Honestly, I just about started bawling when I saw that everyone in the family wrote me special birthday messages and then read them. I kind of thought that everyone would have forgotten about my birthday, or at least that you would have forgotten to write. The mission is the hardest thing in the world, always, and a lot of times it just takes a reminder that someone, somewhere, cares about you to make things better. Thank you so much for remembering me and helping me feel loved. It makes such a big difference.

I actually received a very special, slightly early birthday present: we baptized yesterday! Hooray! There's a twenty-year-old rapaz (how do I say that in English? young man? dude? guy?) named Bruno that we have been teaching for a good little while now. He has been going to church for over a month because he's going out with a girl from one of the other wards in the stake here. He was interviewed on Friday night and baptized yesterday after church! It was actually pretty crazy; his interview, I mean. One of the assistants was spending the week in my city here because there were some emergency transfers and stuff, so he was the one who conducted the interview. He and Bruno came back into the living room where Elder Harris and I were waiting, and the assistant said that Bruno was absolutely ready to be baptized on Sunday. So, of course, my comp and I start freaking out and congratulating him. As we did so, his (suuuuuuuper Catholic) mom came storming down the hall saying, "You're going to get baptized, Bruno?!" She went on to talk about how we're from a cult and how Bruno was already baptized in the Catholic Church and blah blah blah. I got a little worried, but the assistant handled it like a pro, and everything settled down, and Bruno was baptized! Hooray! Que milagre!

There is another girl named Franciele who we've been teaching for awhile that was also interviewed on Friday night. She passed with flying colors, but she thinks that she's still missing something. She thinks she's not quite ready to be baptized. That same elder who interviewed Bruno set a goal with this girl so that she could be baptized on Sunday (yesterday) as well, so we went back to her house on Saturday night and talked to her. She talked about how she didn't feel like she was ready and everything. Elder Harris and I were fasting, and we were having a pretty rough day anyway, so we just bore our testimonies from the depths of our souls and talked to her about baptism, but she still didn't quite accept. I've seen a lot of people reject the gospel or fall when they were progressing. I don't know exactly why, but this time it really hurt. All hope isn't lost, but Elder Harris and I both walked away from Franciele's house crying our eyes out.

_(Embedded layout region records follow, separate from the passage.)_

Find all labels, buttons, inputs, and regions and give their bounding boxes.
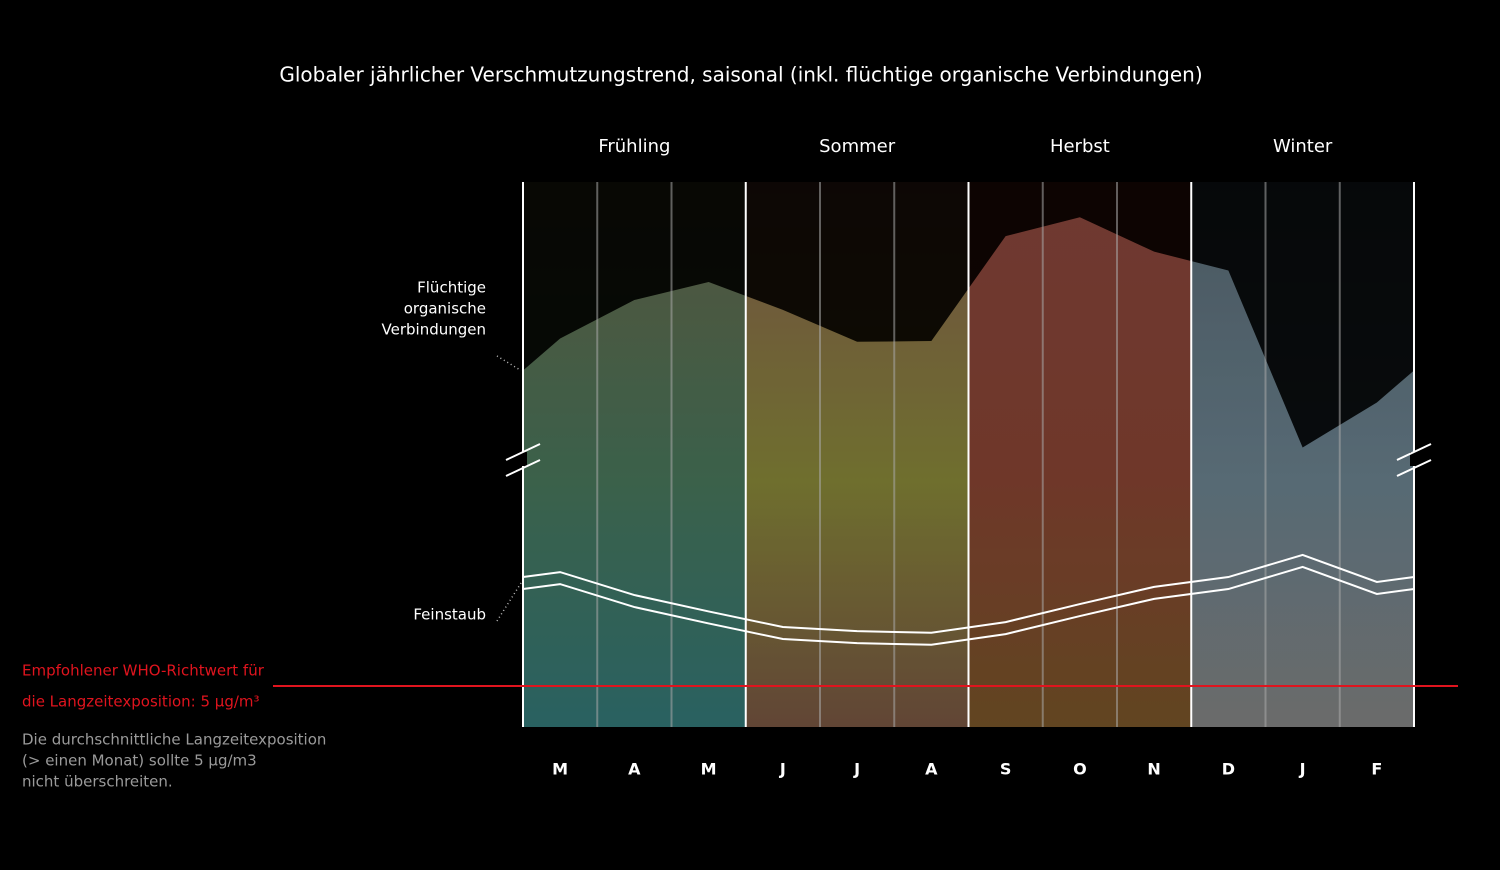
season-label: Winter <box>1273 136 1333 157</box>
x-tick-label: O <box>1073 760 1087 779</box>
who-label: die Langzeitexposition: 5 µg/m³ <box>22 693 260 711</box>
break-mark <box>1396 459 1432 477</box>
break-gap <box>1410 452 1418 466</box>
season-label: Frühling <box>598 136 670 157</box>
season-label: Herbst <box>1050 136 1110 157</box>
x-tick-label: S <box>1000 760 1012 779</box>
series-label: Feinstaub <box>413 606 486 624</box>
x-tick-label: M <box>552 760 568 779</box>
x-tick-label: A <box>628 760 641 779</box>
x-tick-label: J <box>1299 760 1306 779</box>
x-tick-label: J <box>853 760 860 779</box>
feinstaub-line <box>522 565 1415 646</box>
series-label: Flüchtige <box>417 279 486 297</box>
series-label: organische <box>404 300 486 318</box>
chart-title: Globaler jährlicher Verschmutzungstrend,… <box>279 63 1202 87</box>
who-label: Empfohlener WHO-Richtwert für <box>22 662 265 680</box>
feinstaub-line <box>522 553 1415 634</box>
season-background <box>968 182 1192 727</box>
break-gap <box>519 452 527 466</box>
x-tick-label: D <box>1222 760 1235 779</box>
x-tick-label: N <box>1147 760 1160 779</box>
note-text: (> einen Monat) sollte 5 µg/m3 <box>22 752 257 770</box>
break-mark <box>1396 443 1432 461</box>
leader-line <box>496 355 522 372</box>
note-text: nicht überschreiten. <box>22 773 173 791</box>
x-tick-label: M <box>701 760 717 779</box>
break-mark <box>505 443 541 461</box>
series-label: Verbindungen <box>382 321 486 339</box>
note-text: Die durchschnittliche Langzeitexposition <box>22 731 326 749</box>
x-tick-label: F <box>1371 760 1382 779</box>
x-tick-label: A <box>925 760 938 779</box>
x-tick-label: J <box>779 760 786 779</box>
break-mark <box>505 459 541 477</box>
season-label: Sommer <box>819 136 896 157</box>
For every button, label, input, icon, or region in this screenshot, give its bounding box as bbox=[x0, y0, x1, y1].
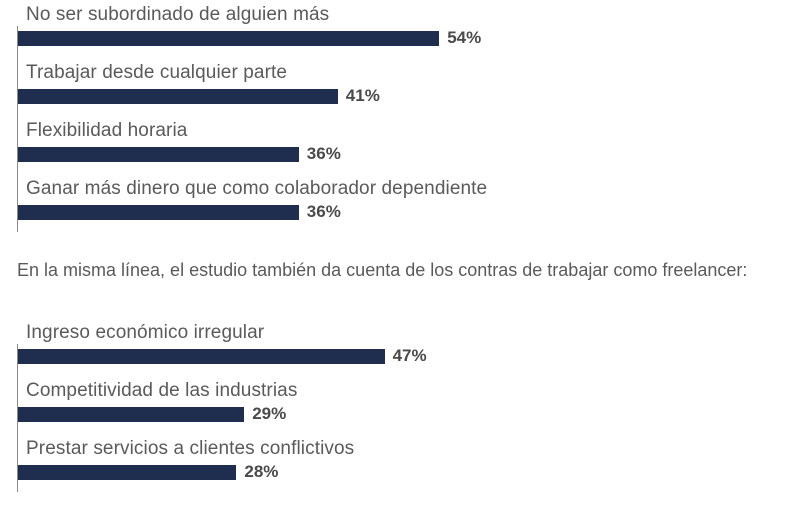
bar-row: Prestar servicios a clientes conflictivo… bbox=[0, 438, 799, 496]
bar bbox=[18, 407, 245, 422]
intro-paragraph: En la misma línea, el estudio también da… bbox=[17, 260, 748, 280]
bar-row: Trabajar desde cualquier parte 41% bbox=[0, 62, 799, 120]
category-label: Prestar servicios a clientes conflictivo… bbox=[26, 438, 355, 459]
bar-row: Ingreso económico irregular 47% bbox=[0, 322, 799, 380]
bar bbox=[18, 31, 440, 46]
value-label: 41% bbox=[345, 86, 380, 105]
cons-bar-chart: Ingreso económico irregular 47% Competitiv… bbox=[0, 318, 799, 504]
bar bbox=[18, 147, 299, 162]
category-label: Ingreso económico irregular bbox=[26, 322, 265, 343]
chart-axis-line bbox=[17, 26, 18, 232]
bar bbox=[18, 465, 237, 480]
bar bbox=[18, 89, 338, 104]
bar bbox=[18, 205, 299, 220]
category-label: No ser subordinado de alguien más bbox=[26, 4, 330, 25]
category-label: Competitividad de las industrias bbox=[26, 380, 298, 401]
bar bbox=[18, 349, 385, 364]
value-label: 29% bbox=[252, 404, 287, 423]
value-label: 28% bbox=[244, 462, 279, 481]
value-label: 54% bbox=[447, 28, 482, 47]
value-label: 36% bbox=[306, 202, 341, 221]
pros-bar-chart: No ser subordinado de alguien más 54% Trab… bbox=[0, 0, 799, 234]
value-label: 47% bbox=[392, 346, 427, 365]
category-label: Trabajar desde cualquier parte bbox=[26, 62, 288, 83]
bar-row: Ganar más dinero que como colaborador de… bbox=[0, 178, 799, 236]
bar-row: Competitividad de las industrias 29% bbox=[0, 380, 799, 438]
chart-axis-line bbox=[17, 344, 18, 492]
bar-row: Flexibilidad horaria 36% bbox=[0, 120, 799, 178]
bar-row: No ser subordinado de alguien más 54% bbox=[0, 4, 799, 62]
value-label: 36% bbox=[306, 144, 341, 163]
category-label: Flexibilidad horaria bbox=[26, 120, 188, 141]
category-label: Ganar más dinero que como colaborador de… bbox=[26, 178, 488, 199]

She went to church yesterday, and we're going to do what we can to get her ready for baptism soon, so it'll all work out. That was a rough night, though.

So, funny story: I have a birthday cake at my house. The ward mission leader from my zone leaders' area has a lot of money and a tendency to buy things for missionaries that he likes, and this week he was kind of rude to me on the phone when he was trying to pass a reference to me. Keep in mind that I don't really even know this guy. Anyway, there was a little bit of drama and it seemed like he hated me, but then the other night he showed up in a taxi at our house with tons of food, asking for forgiveness. He bought a R$50 chocolate cake that is now going to be my birthday cake. I'll probably eat so much that I get sick, but that's okay.

I need to let you guys know how jealous I am that everyone seems to be getting snow back home. I don't know who decided to switch things around down here, but I guess that "winter" in Brasil actually means "hellish, scorching summer"! Who knew! It's so hot out here, gente.

Anyway, my time's up. Thank you SO MUCH for the kind birthday wishes. I can hardly express to you how much that helped me this morning. Thank you thank you thank you!

I love all of you with all of my heart. Please forgive me for not having time to respond to each of your emails individually. I know it's not that much fun to write someone who doesn't write back, but I already have to sign off and go celebrate my b-day!

luv

elder wiggins the fourth (or fifth, if dad counts. or, like, billionth, if all the elder wigginses count)

ps I'm sending a couple photos your way. Enjoy!